Exposure-Dependent Control of Malaria-Induced Inflammation in Children

In malaria-naïve individuals, Plasmodium falciparum infection results in high levels of parasite-infected red blood cells (iRBCs) that trigger systemic inflammation and fever. Conversely, individuals in endemic areas who are repeatedly infected are often asymptomatic and have low levels of iRBCs, even young children. We hypothesized that febrile malaria alters the immune system such that P. falciparum re-exposure results in reduced production of pro-inflammatory cytokines/chemokines and enhanced anti-parasite effector responses compared to responses induced before malaria. To test this hypothesis we used a systems biology approach to analyze PBMCs sampled from healthy children before the six-month malaria season and the same children seven days after treatment of their first febrile malaria episode of the ensuing season. PBMCs were stimulated with iRBC in vitro and various immune parameters were measured. Before the malaria season, children's immune cells responded to iRBCs by producing pro-inflammatory mediators such as IL-1β, IL-6 and IL-8. Following malaria there was a marked shift in the response to iRBCs with the same children's immune cells producing lower levels of pro-inflammatory cytokines and higher levels of anti-inflammatory cytokines (IL-10, TGF-β). In addition, molecules involved in phagocytosis and activation of adaptive immunity were upregulated after malaria as compared to before. This shift was accompanied by an increase in P. falciparum-specific CD4 ⁺Foxp3 ⁻ T cells that co-produce IL-10, IFN-γ and TNF; however, after the subsequent six-month dry season, a period of markedly reduced malaria transmission, P. falciparum–inducible IL-10 production remained partially upregulated only in children with persistent asymptomatic infections. These findings suggest that in the face of P. falciparum re-exposure, children acquire exposure-dependent P. falciparum–specific immunoregulatory responses that dampen pathogenic inflammation while enhancing anti-parasite effector mechanisms. These data provide mechanistic insight into the observation that P. falciparum–infected children in endemic areas are often afebrile and tend to control parasite replication.

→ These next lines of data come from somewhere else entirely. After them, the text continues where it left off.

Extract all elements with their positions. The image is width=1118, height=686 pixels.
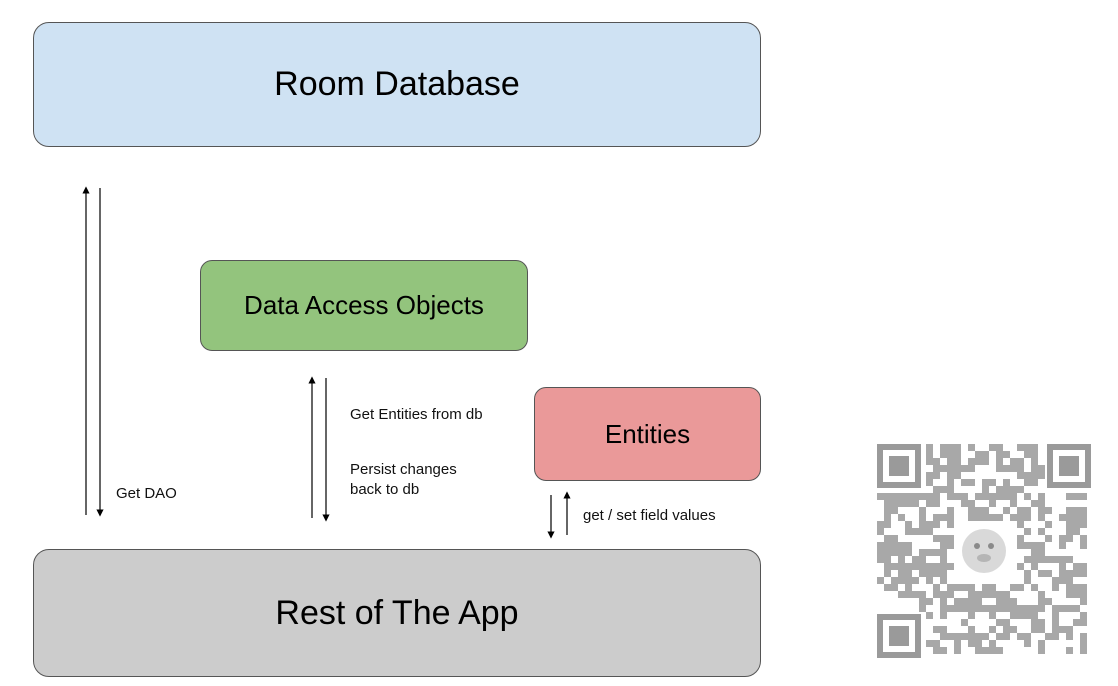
entities-label: Entities: [604, 418, 691, 449]
get-entities-label: Get Entities from db: [350, 406, 483, 423]
qr-code-icon[interactable]: [873, 440, 1095, 662]
room-database-node: Room Database: [33, 22, 761, 147]
room-database-label: Room Database: [274, 65, 520, 103]
rest-of-app-node: Rest of The App: [33, 549, 761, 677]
data-access-objects-node: Data Access Objects: [200, 260, 528, 351]
entities-node: Entities: [534, 387, 761, 481]
get-set-fields-label: get / set field values: [583, 507, 716, 524]
get-dao-label: Get DAO: [116, 485, 177, 502]
persist-changes-label: Persist changes back to db: [350, 461, 457, 498]
data-access-objects-label: Data Access Objects: [244, 290, 484, 320]
rest-of-app-label: Rest of The App: [275, 593, 519, 632]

Malaria remains a major cause of disease and death worldwide. When mosquitoes infect people with malaria parasites for the first time, the parasite rapidly multiplies in the blood and the body responds by producing molecules that cause inflammation and fever, and sometimes the infection progresses to life-threatening disease. However, in regions where people are repeatedly infected with malaria parasites, most infections do not cause fever and parasites often do not multiply uncontrollably. For example, in Mali where this study was conducted, children are infected with malaria parasites ≥100 times/year but only get malaria fever ∼2 times/year and often manage to control parasite numbers in the blood. To understand these observations we collected immune cells from the blood of healthy children before the malaria season and 7 days after malaria fever. We simulated malaria infection at these time points by exposing the immune cells to malaria parasites in a test-tube. We found that re-exposing immune cells to parasites after malaria fever results in reduced expression of molecules that cause fever and enhanced expression of molecules involved in parasite killing. These findings help explain how the immune system prevents fever and controls malaria parasite growth in children who are repeatedly infected with malaria parasites.